If the half-life ($t_{1/2}$) for a first-order reaction is 1 minute, then the time required for 99.9% completion of the reaction is closest to:

• A. 4 minutes
• B. 5 minutes
• C. 10 minutes
• D. 2 minutes

Hint:

For a first-order reaction, the time for 99.9\% completion can be calculated using the formula: \[ t = \frac{\ln(1/0.001)}{k} \] Where \( k \) is determined from the half-life of the reaction.

Answer 1

The Correct Option is C

The integrated rate law for a first-order reaction, describing concentration \( [A] \) as a function of time \( t \), is: \[ \ln \left( \frac{[A]_0}{[A]} \right) = kt \] where \( [A]_0 \) denotes the initial concentration, \( [A] \) is the concentration at time \( t \), \( k \) is the rate constant, and \( t \) is the elapsed time.
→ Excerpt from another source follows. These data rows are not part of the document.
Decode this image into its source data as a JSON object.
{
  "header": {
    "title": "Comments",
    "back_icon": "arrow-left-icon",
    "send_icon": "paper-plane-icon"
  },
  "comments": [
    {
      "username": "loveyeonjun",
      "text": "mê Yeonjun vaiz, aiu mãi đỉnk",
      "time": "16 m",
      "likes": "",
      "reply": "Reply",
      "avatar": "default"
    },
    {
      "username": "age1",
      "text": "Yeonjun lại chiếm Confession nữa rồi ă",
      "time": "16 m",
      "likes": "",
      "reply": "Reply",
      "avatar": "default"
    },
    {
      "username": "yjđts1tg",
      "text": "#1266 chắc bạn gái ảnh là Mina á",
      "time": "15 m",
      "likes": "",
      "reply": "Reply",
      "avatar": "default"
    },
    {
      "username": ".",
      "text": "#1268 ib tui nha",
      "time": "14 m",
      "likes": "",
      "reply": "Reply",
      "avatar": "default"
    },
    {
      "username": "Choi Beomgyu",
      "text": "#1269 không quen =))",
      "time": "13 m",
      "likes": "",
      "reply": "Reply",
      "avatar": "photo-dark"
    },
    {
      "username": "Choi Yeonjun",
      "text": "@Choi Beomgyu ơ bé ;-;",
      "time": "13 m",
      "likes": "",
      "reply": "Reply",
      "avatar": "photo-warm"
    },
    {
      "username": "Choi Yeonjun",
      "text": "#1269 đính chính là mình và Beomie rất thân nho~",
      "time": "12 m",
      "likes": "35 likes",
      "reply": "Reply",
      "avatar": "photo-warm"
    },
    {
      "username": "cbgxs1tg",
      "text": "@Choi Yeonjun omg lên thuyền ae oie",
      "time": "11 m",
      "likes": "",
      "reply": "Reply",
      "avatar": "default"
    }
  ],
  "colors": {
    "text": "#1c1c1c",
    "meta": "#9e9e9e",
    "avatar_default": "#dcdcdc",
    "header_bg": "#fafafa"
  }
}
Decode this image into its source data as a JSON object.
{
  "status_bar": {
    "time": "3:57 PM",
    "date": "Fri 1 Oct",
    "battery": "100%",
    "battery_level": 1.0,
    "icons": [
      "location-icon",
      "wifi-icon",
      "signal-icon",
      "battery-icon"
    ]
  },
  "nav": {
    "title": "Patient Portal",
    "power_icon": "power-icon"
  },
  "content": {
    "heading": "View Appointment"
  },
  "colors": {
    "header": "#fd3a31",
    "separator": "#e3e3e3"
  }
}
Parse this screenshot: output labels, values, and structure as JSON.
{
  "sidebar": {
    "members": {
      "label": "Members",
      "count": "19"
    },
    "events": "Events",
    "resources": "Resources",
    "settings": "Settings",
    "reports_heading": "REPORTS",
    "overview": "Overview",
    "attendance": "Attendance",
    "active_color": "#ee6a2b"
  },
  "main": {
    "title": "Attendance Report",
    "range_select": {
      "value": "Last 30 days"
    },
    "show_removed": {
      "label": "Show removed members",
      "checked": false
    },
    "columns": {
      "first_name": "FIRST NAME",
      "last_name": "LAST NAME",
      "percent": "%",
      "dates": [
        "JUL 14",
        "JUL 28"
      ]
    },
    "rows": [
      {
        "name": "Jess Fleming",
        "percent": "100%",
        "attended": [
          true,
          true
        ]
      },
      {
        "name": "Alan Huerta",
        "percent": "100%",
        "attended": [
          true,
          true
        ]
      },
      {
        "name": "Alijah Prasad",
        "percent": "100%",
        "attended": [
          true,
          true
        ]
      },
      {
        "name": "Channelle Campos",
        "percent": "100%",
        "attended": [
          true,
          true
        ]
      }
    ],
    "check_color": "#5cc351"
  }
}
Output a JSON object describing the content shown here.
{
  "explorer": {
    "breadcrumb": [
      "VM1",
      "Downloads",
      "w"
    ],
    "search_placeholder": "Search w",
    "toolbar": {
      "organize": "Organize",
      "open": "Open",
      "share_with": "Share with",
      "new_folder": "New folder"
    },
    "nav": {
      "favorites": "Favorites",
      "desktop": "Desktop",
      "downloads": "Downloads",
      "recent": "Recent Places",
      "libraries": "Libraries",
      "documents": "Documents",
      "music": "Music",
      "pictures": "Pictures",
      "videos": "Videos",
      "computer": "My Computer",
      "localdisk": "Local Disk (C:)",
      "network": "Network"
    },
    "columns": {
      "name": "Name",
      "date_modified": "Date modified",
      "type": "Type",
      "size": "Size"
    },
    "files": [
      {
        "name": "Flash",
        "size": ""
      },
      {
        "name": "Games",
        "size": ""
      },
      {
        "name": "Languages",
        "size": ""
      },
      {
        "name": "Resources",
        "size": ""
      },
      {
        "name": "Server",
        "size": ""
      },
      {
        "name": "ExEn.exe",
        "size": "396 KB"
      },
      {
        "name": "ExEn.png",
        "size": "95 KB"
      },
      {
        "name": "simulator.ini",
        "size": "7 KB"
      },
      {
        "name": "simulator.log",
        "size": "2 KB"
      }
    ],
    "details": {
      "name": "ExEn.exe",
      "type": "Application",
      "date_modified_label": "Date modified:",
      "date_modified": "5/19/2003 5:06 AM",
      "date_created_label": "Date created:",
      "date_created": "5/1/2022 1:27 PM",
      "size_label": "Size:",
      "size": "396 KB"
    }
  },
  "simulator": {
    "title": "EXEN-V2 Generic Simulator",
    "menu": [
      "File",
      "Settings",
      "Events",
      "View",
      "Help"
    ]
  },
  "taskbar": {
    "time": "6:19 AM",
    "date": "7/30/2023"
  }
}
The half-life \( t_{1/2} \) for a first-order reaction is given by: \[ t_{1/2} = \frac{0.693}{k} \] Given a half-life \( t_{1/2} = 1 \) minute, the rate constant \( k \) can be determined as: \[ k = \frac{0.693}{1} = 0.693 \, \text{min}^{-1} \] To calculate the time required for 99.9% completion, we consider that this implies 0.1% of the initial concentration remains, i.e., \( [A] = 0.001 [A]_0 \). Substituting this into the first-order equation yields: \[ \ln \left( \frac{1}{0.001} \right) = k t \] \[ \ln (1000) = 0.693 \times t \] \[ 6.907 = 0.693 \times t \] Solving for \( t \): \[ t = \frac{6.907}{0.693} \approx 10 \, \text{minutes} \] Therefore, 10 minutes are needed for 99.9% completion of the reaction.